Nous rencontrons cette complexité tant au coeur d’analyses qui agencent des intuitions philosophiques transhistoriques – de Benjamin à Kant – à la dimension spirituelle et existentielle du cinéma d’Agnès Varda (JiaoJiao Xia), qu’au travers des études des stratégies déictiques véhiculées par les différentes transcréations de la prose d’Anne Hébert (Marie Pascal). Cette complexité est également heuristique, en ceci qu’elle révèle toute la richesse épistémologique d’un cinéma, voire d’une production audiovisuelle populaire ayant trop longtemps figuré dans l’angle mort de la recherche académique. Qu’il s’agisse d’analyser les performances de Clint Eastwood sous l’angle de la nouvelle masculinité (Antonio Cantos Ceballos), l’adhésion spectatorielle aux séries télé antépisodiques de type thriller (Anne-Sophie Gravel), l’écho social des films de zombies (Emilio Audissino) ou l’expressivité politique au sein de la science-fiction brésilienne (Alfredo Suppia), un même geste théorique se manifeste : celui qu’instaure, en premier lieu, le labeur de la pensée à l’aune du dialogue des genres, des approches et des épistémès. À ces dialogues se joignent des études qui approfondissent de manière originale et inédite des contributions théoriques et philosophiques d’auteurs bien connus, comme Stanley Cavell (Benjamin Lesson), ou des savoirs qui ne demandent qu’à être revisités à nouveaux frais, comme ceux entourant les dispositifs de propagande coloniale en Afrique (Vincent Bouchard). Cette neuvième édition de « Cinélekta » souhaite ainsi, comme les huit précédentes, proposer un polaroid de la recherche scientifique au sein des études cinématographiques actuelles.
Je ne peux conclure cette introduction sans annoncer une autre conclusion. Ce numéro s’avère être le dernier paraissant sous ma direction. Directeur de la revue Cinémas depuis 2016, j’ai eu l’immense plaisir d’être témoin des recherches les plus enthousiasmantes et d’avoir assisté de près à l’élaboration de projets tous plus passionnants les uns que les autres. Ces huit années à la direction de l’une des revues francophones d’études cinématographiques les plus réputées au monde n’ont cependant pas été de tout repos. Les profonds changements au sein de l’écosystème des revues savantes ont amené Cinémas à simplifier son modèle de diffusion et à embrasser le mouvement de la science ouverte et du libre accès. La revue a poursuivi sa mission avec succès, malgré les obstacles que la pandémie a mis dans son chemin, et c’est sans arrogance que l’on peut affirmer qu’elle demeure une publication de premier plan dans le champ de plus en plus élargi des études cinématographiques.

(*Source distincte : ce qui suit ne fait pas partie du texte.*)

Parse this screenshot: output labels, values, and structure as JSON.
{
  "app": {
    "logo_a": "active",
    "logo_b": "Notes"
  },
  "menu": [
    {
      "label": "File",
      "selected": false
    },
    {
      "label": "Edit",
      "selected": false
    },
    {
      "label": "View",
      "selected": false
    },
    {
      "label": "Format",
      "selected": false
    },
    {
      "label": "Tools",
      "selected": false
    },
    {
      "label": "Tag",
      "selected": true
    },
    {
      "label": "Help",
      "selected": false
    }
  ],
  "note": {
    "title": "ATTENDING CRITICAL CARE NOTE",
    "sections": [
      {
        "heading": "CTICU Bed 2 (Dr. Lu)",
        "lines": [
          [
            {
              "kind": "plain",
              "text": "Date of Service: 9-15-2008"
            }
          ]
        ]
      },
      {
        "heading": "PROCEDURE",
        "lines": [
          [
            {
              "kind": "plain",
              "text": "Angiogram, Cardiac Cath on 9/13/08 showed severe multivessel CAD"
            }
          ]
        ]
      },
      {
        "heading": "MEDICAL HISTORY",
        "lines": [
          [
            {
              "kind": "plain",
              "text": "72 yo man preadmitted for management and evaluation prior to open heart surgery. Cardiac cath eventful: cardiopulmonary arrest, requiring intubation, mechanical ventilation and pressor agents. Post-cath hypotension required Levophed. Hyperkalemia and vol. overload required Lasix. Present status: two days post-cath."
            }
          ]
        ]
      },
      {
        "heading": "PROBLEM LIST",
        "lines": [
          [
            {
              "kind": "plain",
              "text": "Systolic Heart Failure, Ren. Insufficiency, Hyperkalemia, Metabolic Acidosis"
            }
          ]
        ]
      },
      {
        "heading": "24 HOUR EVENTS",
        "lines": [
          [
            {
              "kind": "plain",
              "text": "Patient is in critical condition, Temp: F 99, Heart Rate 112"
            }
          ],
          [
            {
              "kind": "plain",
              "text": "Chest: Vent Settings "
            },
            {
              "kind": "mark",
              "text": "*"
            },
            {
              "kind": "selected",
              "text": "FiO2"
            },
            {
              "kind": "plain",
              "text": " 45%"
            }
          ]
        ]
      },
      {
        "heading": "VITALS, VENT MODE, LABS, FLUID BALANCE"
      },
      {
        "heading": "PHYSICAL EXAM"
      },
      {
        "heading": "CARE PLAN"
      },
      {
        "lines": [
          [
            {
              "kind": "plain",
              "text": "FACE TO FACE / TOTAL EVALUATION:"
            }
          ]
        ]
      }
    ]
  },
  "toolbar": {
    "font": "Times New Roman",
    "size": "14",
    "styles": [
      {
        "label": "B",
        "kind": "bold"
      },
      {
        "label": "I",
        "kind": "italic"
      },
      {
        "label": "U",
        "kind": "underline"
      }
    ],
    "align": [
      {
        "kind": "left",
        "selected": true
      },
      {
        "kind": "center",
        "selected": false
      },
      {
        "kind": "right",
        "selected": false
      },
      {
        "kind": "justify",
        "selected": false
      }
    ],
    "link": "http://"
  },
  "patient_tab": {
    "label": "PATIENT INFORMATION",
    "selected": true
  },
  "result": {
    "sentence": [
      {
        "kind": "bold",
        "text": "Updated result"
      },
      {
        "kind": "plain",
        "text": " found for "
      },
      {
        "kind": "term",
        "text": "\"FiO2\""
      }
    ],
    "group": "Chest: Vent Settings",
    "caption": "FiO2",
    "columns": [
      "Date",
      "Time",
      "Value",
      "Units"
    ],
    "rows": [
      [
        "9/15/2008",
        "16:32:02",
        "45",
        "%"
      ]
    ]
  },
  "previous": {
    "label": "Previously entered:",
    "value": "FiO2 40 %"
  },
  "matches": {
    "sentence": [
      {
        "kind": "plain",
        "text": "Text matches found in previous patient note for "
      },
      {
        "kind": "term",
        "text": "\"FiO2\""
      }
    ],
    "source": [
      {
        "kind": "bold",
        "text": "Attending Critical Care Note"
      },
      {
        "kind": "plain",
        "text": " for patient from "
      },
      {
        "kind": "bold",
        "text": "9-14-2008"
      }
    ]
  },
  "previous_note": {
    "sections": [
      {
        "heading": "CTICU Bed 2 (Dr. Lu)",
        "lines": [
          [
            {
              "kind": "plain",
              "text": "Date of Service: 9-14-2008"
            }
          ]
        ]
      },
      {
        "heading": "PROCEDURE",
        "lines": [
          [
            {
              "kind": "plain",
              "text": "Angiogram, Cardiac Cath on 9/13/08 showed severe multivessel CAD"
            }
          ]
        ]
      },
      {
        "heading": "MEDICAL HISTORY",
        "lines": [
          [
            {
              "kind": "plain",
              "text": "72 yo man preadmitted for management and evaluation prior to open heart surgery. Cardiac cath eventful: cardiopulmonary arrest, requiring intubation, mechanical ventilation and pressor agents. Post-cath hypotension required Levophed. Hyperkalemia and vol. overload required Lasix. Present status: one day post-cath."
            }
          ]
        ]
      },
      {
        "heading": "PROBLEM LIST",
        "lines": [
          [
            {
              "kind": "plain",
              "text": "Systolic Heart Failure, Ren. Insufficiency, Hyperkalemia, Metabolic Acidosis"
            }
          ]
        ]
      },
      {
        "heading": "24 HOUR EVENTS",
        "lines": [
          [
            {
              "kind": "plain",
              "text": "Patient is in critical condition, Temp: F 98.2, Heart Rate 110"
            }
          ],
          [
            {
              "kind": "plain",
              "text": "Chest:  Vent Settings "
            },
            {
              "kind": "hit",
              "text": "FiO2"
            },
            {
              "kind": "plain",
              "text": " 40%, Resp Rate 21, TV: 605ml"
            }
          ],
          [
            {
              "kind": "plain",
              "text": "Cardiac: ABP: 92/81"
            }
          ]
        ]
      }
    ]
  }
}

J’ai également eu l’immense privilège de poursuivre le travail de direction entamé par le cofondateur de Cinémas, Michel Larouche (1990-1999), prolongé par mon distingué collègue André Gaudreault (1999-2015). C’est avec humilité que j’ai tenté de perpétuer la mission de la revue, tout en respectant la rigueur, la scientificité et la passion héritées de mes prédécesseurs. C’est aussi avec confiance, et le coeur léger, que je confie la direction à Viva Paci. Non seulement Viva connaît bien la revue – pour y être associée comme membre du Comité éditorial depuis de nombreuses années –, mais elle est aussi habitée d’une passion certaine pour le cinéma, la recherche et la diffusion, ce qui fera d’elle, j’en suis profondément persuadé, une grande directrice. Je lui souhaite la bienvenue à bord, et ne peux que lui signifier ma grande joie de savoir Cinémas entre de si bonnes mains.
Je profite de ces dernières lignes pour remercier celles et ceux sans qui Cinémas ne saurait fonctionner. Merci aux organismes subventionnaires (CRSH et FRQSC) et à l’Université de Montréal. Merci aux membres du Comité éditorial et du Comité international. Merci à l’équipe – Marnie Mariscalchi, Xavier Curtenaz – et à tous nos collaborateurs. Merci aux auteurs et aux évaluateurs. Merci surtout à vous, lectrices et lecteurs, sans qui Cinémas ne pourrait exister.
Longue vie à Cinémas !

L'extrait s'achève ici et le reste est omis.